De plus en plus d’employé·es se rendent compte que l’herbe n’est pas forcément plus verte ailleurs
19 octobre 2022
L’été dernier, l’humeur des travailleurs était à la rébellion pur et simple. Un sondage de Monster portait le nombre d’employés désirant changer d’emploi à un taux astronomique de 95%. Or, un an plus tard, en juillet 2022, voilà qu’une enquête d’APD nous apprend que 93% se disent « heureux dans leur rôle ». Pardon? Re-pardon? Après deux ans et demi de pandémie, une inflation galopante et maintenant, le spectre d’une récession, l’humeur des travailleurs est à la fois volatile… et terriblement difficile à comprendre.
Comment interpréter ce retournement de situation? Tout d’abord, il semble que le syndrome du « plus vert chez le voisin » ait sa part à jouer, comme nous l’avions prédit dans un article de l’été passé. Dans un sondage effectué par The Muse mené de 2 500 travailleurs qui ont changé d’emploi, on apprend que 72% d’entre eux ont été «surpris» de découvrir que leur nouveau poste soit «très différent» de ce qu’ils avaient imaginé. De ce nombre, près de la moitié (48%) reprendraient leur ancien emploi si l’occasion leur était offerte.
Dans le même esprit, un sondage mené en juin par Harris Poll révèle qu’environ 20% des transfuges des deux dernières années «regrettent» avoir changé d’emploi. Tristement, seuls un quart d’entre eux (26%) disent aimer suffisamment leur emploi pour le garder.
Est-ce que tous ces travailleurs quittant leur emploi pour un nouveau en trouvent vraiment un bien meilleur que leur ancien? demande l’entrepreneur et chroniqueur Dominic Gagnon. Est-ce que leur nouvel employeur est bien meilleur que celui d’avant? Ou est-il possible que Roland accepte un nouvel emploi qui remplace Stéphanie, qui a quitté cet emploi pour la même raison que Roland quitte son emploi? »
Le dirigeant de Connect&GO met ce jeu de chaise sur le compte d’une pandémie qui a engendré «des attentes irréalistes», en cultivant un discours selon lequel «il y a toujours quelque chose de mieux ailleurs — un rôle plus épanouissant, un salaire beaucoup plus élevé, une plus grande flexibilité»… Si l’hypothèse est exacte, c’est aujourd’hui toute une cohorte de travailleurs qui s’apprêtent à frapper un mur. Celui du retour partiel au bureau. Et aussi, dans une certaine mesure, celui du retour à la réalité d’avant pandémie.

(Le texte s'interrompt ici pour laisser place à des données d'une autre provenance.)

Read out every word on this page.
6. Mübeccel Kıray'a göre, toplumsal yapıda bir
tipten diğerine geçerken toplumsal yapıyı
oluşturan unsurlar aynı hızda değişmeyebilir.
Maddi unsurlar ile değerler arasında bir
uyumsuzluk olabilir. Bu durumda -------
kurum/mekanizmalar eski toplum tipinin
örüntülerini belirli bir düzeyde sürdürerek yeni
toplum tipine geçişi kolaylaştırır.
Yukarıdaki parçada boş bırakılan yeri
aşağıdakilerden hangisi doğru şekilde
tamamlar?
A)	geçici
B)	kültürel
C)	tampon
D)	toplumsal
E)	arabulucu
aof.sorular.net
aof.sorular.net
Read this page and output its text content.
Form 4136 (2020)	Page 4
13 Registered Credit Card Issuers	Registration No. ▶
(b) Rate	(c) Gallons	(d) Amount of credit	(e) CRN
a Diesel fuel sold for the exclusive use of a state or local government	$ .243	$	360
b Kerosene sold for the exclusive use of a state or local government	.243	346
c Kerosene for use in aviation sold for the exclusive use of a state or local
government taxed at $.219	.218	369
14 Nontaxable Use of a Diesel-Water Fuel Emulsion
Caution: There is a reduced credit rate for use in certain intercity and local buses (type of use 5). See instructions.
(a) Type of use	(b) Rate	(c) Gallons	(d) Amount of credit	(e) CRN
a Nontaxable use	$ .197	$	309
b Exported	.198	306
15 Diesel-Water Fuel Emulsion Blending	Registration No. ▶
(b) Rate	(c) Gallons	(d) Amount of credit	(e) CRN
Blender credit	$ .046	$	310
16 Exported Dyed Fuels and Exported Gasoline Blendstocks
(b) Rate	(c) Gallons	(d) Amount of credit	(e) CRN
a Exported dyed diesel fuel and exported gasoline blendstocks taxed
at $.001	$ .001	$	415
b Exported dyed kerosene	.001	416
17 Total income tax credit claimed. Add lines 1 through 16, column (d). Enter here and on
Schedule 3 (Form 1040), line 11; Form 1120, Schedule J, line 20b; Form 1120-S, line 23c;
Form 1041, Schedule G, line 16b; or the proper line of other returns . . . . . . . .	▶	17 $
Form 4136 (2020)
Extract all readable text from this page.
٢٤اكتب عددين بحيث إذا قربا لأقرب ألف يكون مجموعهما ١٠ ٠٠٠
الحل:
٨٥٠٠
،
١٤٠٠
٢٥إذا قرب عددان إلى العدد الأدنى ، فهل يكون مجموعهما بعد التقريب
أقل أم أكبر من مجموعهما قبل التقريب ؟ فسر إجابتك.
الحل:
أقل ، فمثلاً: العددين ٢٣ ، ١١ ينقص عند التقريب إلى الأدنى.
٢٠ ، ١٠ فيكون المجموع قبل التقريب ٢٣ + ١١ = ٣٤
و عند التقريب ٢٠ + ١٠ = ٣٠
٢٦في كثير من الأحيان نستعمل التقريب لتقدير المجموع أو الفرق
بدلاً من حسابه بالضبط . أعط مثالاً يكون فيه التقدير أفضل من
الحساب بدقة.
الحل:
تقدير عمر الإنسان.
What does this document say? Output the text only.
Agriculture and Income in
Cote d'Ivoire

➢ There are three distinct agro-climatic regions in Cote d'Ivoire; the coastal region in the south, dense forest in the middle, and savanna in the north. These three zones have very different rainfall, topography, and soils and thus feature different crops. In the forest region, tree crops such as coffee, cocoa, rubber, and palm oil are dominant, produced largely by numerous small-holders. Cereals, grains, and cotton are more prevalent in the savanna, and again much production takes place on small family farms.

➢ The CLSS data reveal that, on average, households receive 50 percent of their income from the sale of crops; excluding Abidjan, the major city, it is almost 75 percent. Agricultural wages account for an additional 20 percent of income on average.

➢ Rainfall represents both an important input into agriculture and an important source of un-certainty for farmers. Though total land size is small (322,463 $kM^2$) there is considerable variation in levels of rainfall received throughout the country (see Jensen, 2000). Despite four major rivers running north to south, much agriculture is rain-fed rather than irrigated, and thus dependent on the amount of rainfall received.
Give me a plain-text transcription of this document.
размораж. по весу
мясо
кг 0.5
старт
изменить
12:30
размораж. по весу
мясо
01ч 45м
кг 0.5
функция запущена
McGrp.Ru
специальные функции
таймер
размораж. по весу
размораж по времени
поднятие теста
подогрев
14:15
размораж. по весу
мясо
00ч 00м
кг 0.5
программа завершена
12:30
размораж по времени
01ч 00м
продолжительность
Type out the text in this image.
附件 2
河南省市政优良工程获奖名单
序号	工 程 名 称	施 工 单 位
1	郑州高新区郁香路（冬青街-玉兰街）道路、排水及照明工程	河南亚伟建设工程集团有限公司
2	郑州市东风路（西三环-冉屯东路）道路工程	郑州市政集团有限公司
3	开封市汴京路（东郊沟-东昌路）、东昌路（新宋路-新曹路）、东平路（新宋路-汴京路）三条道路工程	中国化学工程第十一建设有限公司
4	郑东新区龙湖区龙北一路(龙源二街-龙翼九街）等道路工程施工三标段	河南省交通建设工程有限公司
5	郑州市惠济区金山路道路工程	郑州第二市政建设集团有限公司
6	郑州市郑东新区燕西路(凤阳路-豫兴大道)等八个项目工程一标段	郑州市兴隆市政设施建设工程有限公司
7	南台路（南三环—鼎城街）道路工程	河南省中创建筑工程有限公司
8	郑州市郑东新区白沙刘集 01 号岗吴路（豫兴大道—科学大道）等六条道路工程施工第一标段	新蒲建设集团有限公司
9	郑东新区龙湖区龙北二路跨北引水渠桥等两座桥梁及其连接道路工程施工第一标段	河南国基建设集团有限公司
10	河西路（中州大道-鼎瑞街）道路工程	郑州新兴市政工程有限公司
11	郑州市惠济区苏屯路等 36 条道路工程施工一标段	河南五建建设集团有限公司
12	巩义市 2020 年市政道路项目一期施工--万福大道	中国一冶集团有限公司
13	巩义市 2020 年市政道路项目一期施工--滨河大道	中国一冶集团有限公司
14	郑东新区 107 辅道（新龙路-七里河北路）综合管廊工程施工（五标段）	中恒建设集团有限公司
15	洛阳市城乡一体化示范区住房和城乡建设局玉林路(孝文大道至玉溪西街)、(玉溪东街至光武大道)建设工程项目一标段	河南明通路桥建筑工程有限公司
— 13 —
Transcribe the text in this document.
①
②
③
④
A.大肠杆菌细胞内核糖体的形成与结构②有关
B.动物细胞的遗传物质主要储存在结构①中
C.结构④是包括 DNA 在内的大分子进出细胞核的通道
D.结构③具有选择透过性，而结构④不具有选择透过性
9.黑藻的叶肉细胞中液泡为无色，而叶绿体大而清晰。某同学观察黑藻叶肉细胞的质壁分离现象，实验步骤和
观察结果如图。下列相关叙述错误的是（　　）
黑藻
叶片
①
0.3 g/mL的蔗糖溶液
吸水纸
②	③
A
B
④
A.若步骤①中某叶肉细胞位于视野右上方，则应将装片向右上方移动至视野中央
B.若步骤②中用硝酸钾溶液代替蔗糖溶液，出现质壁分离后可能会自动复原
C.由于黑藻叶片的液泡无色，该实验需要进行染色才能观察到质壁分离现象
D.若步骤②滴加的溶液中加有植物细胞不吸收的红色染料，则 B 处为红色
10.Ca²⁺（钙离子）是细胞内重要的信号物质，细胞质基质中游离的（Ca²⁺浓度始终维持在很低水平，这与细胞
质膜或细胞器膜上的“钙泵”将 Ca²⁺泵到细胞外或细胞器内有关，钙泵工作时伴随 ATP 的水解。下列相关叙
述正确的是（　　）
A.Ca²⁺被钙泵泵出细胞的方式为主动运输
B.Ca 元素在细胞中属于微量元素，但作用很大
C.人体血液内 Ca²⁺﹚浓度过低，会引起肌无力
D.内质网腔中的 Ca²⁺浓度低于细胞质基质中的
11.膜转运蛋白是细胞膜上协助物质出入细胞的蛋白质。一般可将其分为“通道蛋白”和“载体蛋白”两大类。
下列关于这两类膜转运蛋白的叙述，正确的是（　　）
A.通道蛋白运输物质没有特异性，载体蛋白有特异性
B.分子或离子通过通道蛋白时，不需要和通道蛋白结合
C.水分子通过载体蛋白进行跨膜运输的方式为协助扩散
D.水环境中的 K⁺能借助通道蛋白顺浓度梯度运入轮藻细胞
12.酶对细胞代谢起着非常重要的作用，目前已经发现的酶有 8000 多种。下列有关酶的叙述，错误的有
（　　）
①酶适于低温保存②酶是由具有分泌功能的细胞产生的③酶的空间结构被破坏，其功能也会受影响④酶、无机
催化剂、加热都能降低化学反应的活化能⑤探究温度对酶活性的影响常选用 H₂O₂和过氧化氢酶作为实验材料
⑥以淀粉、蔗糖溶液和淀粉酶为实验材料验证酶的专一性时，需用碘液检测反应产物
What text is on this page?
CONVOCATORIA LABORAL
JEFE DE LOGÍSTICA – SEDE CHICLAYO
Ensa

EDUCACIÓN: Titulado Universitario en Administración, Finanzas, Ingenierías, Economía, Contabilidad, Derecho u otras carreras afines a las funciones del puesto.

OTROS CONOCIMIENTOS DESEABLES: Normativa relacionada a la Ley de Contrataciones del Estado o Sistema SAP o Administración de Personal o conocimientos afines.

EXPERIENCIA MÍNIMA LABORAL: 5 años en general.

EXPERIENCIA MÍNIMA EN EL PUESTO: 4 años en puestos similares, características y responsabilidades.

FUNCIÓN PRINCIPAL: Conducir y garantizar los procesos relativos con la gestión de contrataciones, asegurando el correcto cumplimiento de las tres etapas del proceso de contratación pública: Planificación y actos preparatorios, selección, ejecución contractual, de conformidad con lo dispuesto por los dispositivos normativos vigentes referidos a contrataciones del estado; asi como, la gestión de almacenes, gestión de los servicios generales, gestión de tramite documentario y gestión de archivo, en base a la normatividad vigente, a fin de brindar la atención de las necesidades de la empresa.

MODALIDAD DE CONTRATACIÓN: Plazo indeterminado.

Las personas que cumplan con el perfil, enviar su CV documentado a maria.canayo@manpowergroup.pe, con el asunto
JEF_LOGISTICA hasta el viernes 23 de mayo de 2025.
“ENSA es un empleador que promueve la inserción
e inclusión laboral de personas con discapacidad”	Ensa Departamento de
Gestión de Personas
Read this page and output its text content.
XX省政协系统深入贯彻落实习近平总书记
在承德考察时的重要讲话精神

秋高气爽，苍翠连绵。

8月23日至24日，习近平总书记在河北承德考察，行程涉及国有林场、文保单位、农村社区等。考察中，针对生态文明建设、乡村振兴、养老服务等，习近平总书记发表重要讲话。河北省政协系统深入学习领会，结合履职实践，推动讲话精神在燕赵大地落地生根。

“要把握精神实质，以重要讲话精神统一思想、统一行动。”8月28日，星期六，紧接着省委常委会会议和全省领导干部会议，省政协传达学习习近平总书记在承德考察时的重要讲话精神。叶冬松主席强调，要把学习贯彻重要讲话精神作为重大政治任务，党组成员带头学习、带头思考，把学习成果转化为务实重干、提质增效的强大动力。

Des employeurs… à l’écoute malgré tout
Il s’agit d’une hypothèse, évidemment. Car, à terme, il n’est pas impossible que les entreprises se mettent réellement à l’écoute des travailleurs et mettent leur bien-être en priorité. En 2021, un sondage de Willis Towers Watson annonçait que 95% des employeurs plaçaient «l’amélioration de l’expérience employé» en tête de leurs priorités organisationnelles. Peut-être tiendront-ils promesse.
Aussi, il faut savoir que le facteur le plus déterminant pour changer d’emploi n’est pas d’obtenir plus de flexibilité ou un meilleur équilibre travail-famille, mais faire plus d’argent. C’est ce qu’ont répondu 88% de ceux qui considéraient passer chez un compétiteur, dans le sondage de la firme ADP.
Et les employeurs semblent bien au fait de cette situation; dans le même sondage, 27% des travailleurs affirmaient avoir reçu une augmentation «non liée à leur rendement». Une augmentation sans doute la bienvenue, en cette période d’inflation… et de possible récession!